The objective of the study was to determine quantitatively the effect on the potential for from situ remineralization of artificial caries-like lesions from human enamel when sugar-free gum containing mainly sorbitol as sweetener was chewed after meals and snacks. Artificial whitespot lesions were created from extracted human premolars and divided into three parts. One part was used as reference and the other two worn consecutively for two 21 day periods by 10 volunteers from a cast silver band cemented on lower molar teeth and covered using gauze to promote plaque formation. During the experimental periods, the subjects used fluoridated toothpaste twice-daily, and consumed three meals (breakfast, lunch and dinner) and two snacks (selected from chocolate bar, raisins, chocolate wafer, and iced cupcake). Sorbitol gum was chewed for 20 min immediately after each meal or snack during one of the experimental periods. The three parts of the enamel lesions were then sectioned ( 80 (m) and examined together by means of quantitative microdiography and by polarized light microscopy.

All estimates of mineral content indicated that significant remineralization occurred and was approximately doubled using gum-chewing.
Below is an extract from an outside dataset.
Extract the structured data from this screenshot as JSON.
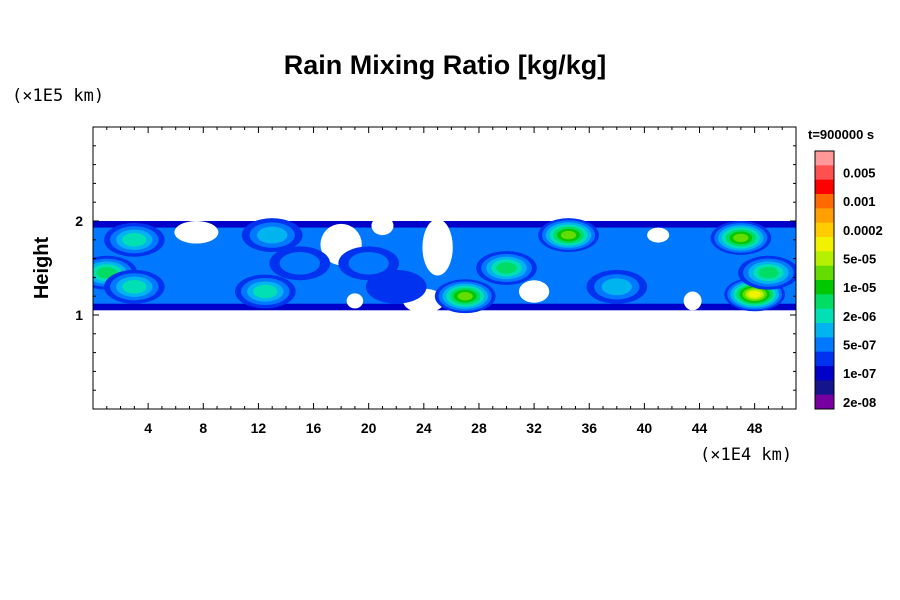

It is suggested that sorbitol gum stimulates salivation, which is responsible for the significantly enhanced reminalization, thus contributing to a therapeutic, caries-preventive effect. Because the gum was chewed immediately after meals and snacks, inhibition of demineralization may also have occurred.
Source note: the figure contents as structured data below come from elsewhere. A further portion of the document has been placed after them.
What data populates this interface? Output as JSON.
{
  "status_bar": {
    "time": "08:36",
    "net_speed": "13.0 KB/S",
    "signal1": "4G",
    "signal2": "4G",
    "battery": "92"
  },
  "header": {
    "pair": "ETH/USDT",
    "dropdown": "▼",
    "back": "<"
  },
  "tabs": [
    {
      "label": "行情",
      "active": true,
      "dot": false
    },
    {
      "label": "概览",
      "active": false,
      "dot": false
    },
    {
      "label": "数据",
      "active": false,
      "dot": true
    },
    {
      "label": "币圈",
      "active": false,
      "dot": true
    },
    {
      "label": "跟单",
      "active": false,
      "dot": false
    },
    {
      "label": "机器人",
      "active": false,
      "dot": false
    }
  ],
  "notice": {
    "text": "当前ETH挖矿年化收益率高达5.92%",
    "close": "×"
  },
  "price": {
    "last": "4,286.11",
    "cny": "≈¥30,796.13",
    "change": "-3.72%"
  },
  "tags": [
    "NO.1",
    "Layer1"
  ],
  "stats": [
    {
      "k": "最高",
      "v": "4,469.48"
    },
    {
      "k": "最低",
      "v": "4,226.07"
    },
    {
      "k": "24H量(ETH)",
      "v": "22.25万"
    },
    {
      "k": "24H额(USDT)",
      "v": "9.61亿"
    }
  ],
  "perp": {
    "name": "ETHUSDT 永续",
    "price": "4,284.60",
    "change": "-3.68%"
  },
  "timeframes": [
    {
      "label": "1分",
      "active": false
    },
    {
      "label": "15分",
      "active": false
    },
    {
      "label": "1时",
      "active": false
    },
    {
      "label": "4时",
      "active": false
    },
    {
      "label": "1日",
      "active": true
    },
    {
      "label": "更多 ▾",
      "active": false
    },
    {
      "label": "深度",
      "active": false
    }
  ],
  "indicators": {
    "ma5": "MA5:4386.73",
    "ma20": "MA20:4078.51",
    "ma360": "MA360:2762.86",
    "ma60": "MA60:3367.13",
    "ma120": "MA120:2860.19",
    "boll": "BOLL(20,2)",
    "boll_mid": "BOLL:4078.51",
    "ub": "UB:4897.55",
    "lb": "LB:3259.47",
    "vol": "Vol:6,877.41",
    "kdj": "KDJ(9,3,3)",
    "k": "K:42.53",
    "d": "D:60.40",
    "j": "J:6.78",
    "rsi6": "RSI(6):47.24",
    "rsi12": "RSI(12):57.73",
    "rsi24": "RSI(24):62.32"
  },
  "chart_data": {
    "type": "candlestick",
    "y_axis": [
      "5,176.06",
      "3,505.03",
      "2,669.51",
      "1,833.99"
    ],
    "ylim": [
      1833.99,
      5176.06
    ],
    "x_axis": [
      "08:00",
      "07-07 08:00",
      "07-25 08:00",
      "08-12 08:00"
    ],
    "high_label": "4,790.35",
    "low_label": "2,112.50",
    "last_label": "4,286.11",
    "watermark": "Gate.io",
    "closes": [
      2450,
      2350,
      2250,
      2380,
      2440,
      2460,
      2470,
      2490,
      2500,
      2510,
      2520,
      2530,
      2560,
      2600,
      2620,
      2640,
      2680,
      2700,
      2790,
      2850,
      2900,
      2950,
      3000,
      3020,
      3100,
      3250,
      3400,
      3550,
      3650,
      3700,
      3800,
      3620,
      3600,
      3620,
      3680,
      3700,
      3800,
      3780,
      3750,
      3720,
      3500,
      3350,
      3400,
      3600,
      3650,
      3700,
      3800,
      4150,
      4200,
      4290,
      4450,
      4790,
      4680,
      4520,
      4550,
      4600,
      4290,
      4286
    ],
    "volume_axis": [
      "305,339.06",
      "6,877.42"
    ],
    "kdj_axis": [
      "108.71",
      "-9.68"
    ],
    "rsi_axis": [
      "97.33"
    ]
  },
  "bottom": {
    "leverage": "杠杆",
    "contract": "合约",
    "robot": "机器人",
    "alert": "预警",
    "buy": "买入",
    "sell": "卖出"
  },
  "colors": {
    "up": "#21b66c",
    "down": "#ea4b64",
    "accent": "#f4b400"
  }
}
Measurements were made of the effect of chewing sorbitol gum on the intra-oral demineralization induced by rinsing using 10% sucrose solutions. Blocks of bovine enamel were covered using a layer of Streptococcus mutans IB1600, and mounted on palatal appliances that were worn by five subjects for defined periods of time. Enamel demineralization was determined by following changes from iodide penetrability (delta Ip) of the enamel surfaces. Delta Ip increased to a maximum of about 15 units between 30 and 45 min, while the pH of the S. mutans plaque dropped to below 4 by 15 min. Plaque pH returned to 4.9 by 60 min. Chewing sorbitol gum after the sucrose rinse minimized further increases from delta Ip and brought about a more rapid return of the S. mutans plaque pH toward neutrality. The effect of chewing gum was greater when chewing was initiated earlier so that, when gum was given at five min after the sucrose rinse, demineralization was only 37% of that obtained without gum. The findings confirm earlier reports on the effect of gum on plaque pH, and directly demonstrate the profound protective effects that chewing sorbitol gum can have on tooth enamel.